According to Chuck Negron's autobiography, Three Dog Nightmare, the band originally suggested the title Dog Style for the album. ABC/Dunhill Records rejected this as too risqué, but liked the idea of a "dog"-themed title for the album, and proposed the title Golden Bisquits instead.

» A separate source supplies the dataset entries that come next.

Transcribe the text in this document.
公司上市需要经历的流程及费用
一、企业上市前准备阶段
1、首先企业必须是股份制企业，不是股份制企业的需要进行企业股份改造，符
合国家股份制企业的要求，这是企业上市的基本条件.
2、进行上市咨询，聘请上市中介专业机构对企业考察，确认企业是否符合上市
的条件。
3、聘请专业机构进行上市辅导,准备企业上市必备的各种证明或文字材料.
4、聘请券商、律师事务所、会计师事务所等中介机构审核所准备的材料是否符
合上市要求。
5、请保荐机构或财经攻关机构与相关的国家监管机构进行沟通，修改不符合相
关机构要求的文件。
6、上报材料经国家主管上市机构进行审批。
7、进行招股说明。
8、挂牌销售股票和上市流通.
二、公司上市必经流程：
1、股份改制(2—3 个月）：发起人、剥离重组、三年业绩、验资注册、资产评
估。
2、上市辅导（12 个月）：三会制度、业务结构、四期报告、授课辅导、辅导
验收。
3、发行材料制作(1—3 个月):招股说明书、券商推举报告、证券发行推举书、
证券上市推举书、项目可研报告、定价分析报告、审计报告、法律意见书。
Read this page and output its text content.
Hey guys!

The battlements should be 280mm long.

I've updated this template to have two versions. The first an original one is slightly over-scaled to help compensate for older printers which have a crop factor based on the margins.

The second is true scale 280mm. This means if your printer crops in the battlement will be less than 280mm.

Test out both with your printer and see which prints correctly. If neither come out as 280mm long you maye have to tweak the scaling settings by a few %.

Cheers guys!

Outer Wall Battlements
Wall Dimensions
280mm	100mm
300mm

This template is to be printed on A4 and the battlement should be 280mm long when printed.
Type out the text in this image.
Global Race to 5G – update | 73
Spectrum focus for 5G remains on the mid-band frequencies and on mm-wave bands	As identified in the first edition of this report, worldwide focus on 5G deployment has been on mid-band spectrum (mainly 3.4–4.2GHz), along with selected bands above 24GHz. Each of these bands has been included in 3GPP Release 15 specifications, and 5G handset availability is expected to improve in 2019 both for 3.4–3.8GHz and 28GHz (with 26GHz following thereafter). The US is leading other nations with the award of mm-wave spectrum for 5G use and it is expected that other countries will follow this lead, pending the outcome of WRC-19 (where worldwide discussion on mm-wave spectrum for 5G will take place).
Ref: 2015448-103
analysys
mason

Some editions of the album utilized alternative cover art, featuring a cropped version of the rejected cover photo for Three Dog Night's third studio album, It Ain't Easy.

Professional ratings
Review scores
| Source | Rating |
| AllMusic | Star Half star |

==Track listing==

Side 1
| No. | Title | Writer(s) | Original album | Length |
|---|---|---|---|---|
| 1. | "One" | Harry Nilsson | Three Dog Night, October 1968 | 3:00 |
| 2. | "Easy To Be Hard" | Galt MacDermot, James Rado, Gerome Ragni | Suitable For Framing, June 1969 | 3:11 |
| 3. | "Mama Told Me (Not to Come)" | Randy Newman | It Ain't Easy, March 1970 | 3:19 |
| 4. | "Eli's Coming" | Laura Nyro | Suitable For Framing | 2:40 |
| 5. | "Your Song" | Elton John, Bernie Taupin | It Ain't Easy | 4:01 |
| 6. | "Celebrate" | Gary Bonner, Alan Gordon | Suitable For Framing | 3:13 |

Side 2
| No. | Title | Writer(s) | Original album | Length |
|---|---|---|---|---|
| 1. | "One Man Band" | Billy Fox, January Tyme, Tommy Kaye | Naturally, November 1970 | 2:49 |
| 2. | "Out In The Country" | Roger Nichols, Paul Williams | It Ain't Easy | 3:08 |
| 3. | "Nobody" | Dick Cooper, Ernie Shelby, Beth Beatty | Three Dog Night | 2:18 |
| 4. | "Woman" | Andy Fraser, Paul Rodgers | It Ain't Easy | 4:40 |
| 5. | "Don't Make Promises" | Tim Hardin | Three Dog Night | 2:45 |
| 6. | "Try A Little Tenderness" | Jimmy Campbell, Reginald Connelly, Harry M. Woods | Three Dog Night | 4:05 |

==Personnel==
- Danny Hutton – vocals
- Chuck Negron – vocals
- Cory Wells – vocals
- Mike Allsup – guitar
- Joe Schermie – bass
- Jimmy Greenspoon – keyboards
- Floyd Sneed – drums

Production
- Producers: Gabriel Mekler, Richard Podolor
- Recording Engineers: Richard Podolor, Bill Cooper/American Recording Company
- Photography: Ed Caraeff
- Art Direction: Peter Whorf Graphics

==Charts==

| Chart (1971) | Peak position |
|---|---|
| Australia (Kent Music Report) | 37 |
| US Pop Albums | 5 |

==Certifications==

| Region | Certification | Certified units/sales |
| United States (RIAA) | Gold | 500,000^{^} |
^{^} Shipments figures based on certification alone.